Problem
OpenClaw exposes /health and /healthz endpoints, but these only indicate that the gateway process is alive. They do not reflect whether the system is actually ready to process messages -- i.e., whether channel providers are connected, model providers are reachable, and the memory database is open.
This distinction matters for:
- Docker/Kubernetes deployments: liveness vs readiness probes are fundamentally different concepts. Using
/health for both means containers are marked "ready" before channels are connected, leading to dropped messages during startup.
- LaunchAgent/systemd monitoring: Knowing the process is alive is not the same as knowing it can serve requests. A gateway with a crashed Discord provider but a live HTTP listener reports healthy but silently drops all Discord messages.
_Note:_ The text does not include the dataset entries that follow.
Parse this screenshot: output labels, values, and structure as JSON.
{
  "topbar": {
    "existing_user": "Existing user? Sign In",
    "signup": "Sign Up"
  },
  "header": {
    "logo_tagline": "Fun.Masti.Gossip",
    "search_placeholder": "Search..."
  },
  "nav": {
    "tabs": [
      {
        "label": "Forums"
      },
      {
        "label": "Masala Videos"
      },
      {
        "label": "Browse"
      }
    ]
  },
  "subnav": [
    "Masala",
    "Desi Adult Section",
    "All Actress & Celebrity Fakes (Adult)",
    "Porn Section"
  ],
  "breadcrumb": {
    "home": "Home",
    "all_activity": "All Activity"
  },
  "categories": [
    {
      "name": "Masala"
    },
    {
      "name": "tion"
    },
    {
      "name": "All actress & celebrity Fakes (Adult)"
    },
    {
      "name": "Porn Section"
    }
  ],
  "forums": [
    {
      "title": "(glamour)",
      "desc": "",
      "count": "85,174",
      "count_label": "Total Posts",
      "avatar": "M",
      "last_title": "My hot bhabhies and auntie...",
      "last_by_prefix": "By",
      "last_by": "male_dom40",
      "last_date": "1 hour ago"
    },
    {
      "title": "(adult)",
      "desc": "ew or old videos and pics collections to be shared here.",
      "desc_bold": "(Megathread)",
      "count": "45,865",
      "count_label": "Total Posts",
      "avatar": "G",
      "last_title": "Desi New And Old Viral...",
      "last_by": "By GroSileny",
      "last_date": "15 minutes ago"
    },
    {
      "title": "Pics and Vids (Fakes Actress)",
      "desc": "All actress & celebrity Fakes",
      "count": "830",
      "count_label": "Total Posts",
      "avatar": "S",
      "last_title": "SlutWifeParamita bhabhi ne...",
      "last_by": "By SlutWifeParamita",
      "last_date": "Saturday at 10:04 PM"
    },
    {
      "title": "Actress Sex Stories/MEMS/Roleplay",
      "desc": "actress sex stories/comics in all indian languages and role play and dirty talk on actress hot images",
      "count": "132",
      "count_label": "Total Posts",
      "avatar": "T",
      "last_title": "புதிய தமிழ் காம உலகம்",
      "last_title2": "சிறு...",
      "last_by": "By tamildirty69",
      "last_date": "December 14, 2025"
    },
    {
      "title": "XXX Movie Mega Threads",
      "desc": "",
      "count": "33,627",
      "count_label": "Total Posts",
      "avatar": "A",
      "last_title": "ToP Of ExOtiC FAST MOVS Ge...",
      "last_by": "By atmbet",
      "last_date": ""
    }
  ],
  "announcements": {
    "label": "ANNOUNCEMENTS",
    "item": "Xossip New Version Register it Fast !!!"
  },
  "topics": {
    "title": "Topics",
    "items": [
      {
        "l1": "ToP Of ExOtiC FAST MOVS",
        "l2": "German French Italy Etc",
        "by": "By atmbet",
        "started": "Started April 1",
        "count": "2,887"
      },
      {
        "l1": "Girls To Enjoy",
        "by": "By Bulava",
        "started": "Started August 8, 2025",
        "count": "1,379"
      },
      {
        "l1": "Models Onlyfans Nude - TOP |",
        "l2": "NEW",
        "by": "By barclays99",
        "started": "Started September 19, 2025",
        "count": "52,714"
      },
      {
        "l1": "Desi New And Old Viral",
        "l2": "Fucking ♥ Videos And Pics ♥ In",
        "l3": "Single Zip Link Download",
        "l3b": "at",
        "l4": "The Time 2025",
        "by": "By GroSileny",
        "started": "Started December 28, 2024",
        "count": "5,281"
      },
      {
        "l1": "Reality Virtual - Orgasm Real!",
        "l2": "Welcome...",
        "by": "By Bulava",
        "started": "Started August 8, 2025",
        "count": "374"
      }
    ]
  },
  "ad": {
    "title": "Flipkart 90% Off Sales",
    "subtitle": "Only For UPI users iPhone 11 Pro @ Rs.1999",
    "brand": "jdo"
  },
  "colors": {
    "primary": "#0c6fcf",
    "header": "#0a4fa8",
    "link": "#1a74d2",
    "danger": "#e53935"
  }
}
- Automated update pipelines: After
openclaw update, a post-update script needs to verify the gateway is fully operational, not just that it started without crashing.
Proposal
Add a GET /ready endpoint that returns:
{
"ready": true,
"channels": {
"discord": { "connected": true, "latencyMs": 45 },
"telegram": { "connected": true, "latencyMs": 120 }
},
"memory": {
"open": true,
"chunks": 1247
},
"uptime": 3600
}
When any critical subsystem is not ready, return HTTP 503 with "ready": false and the failing component.
Design considerations
- Auth: Should require the same auth as other gateway RPC endpoints (not unauthenticated like
/healthz).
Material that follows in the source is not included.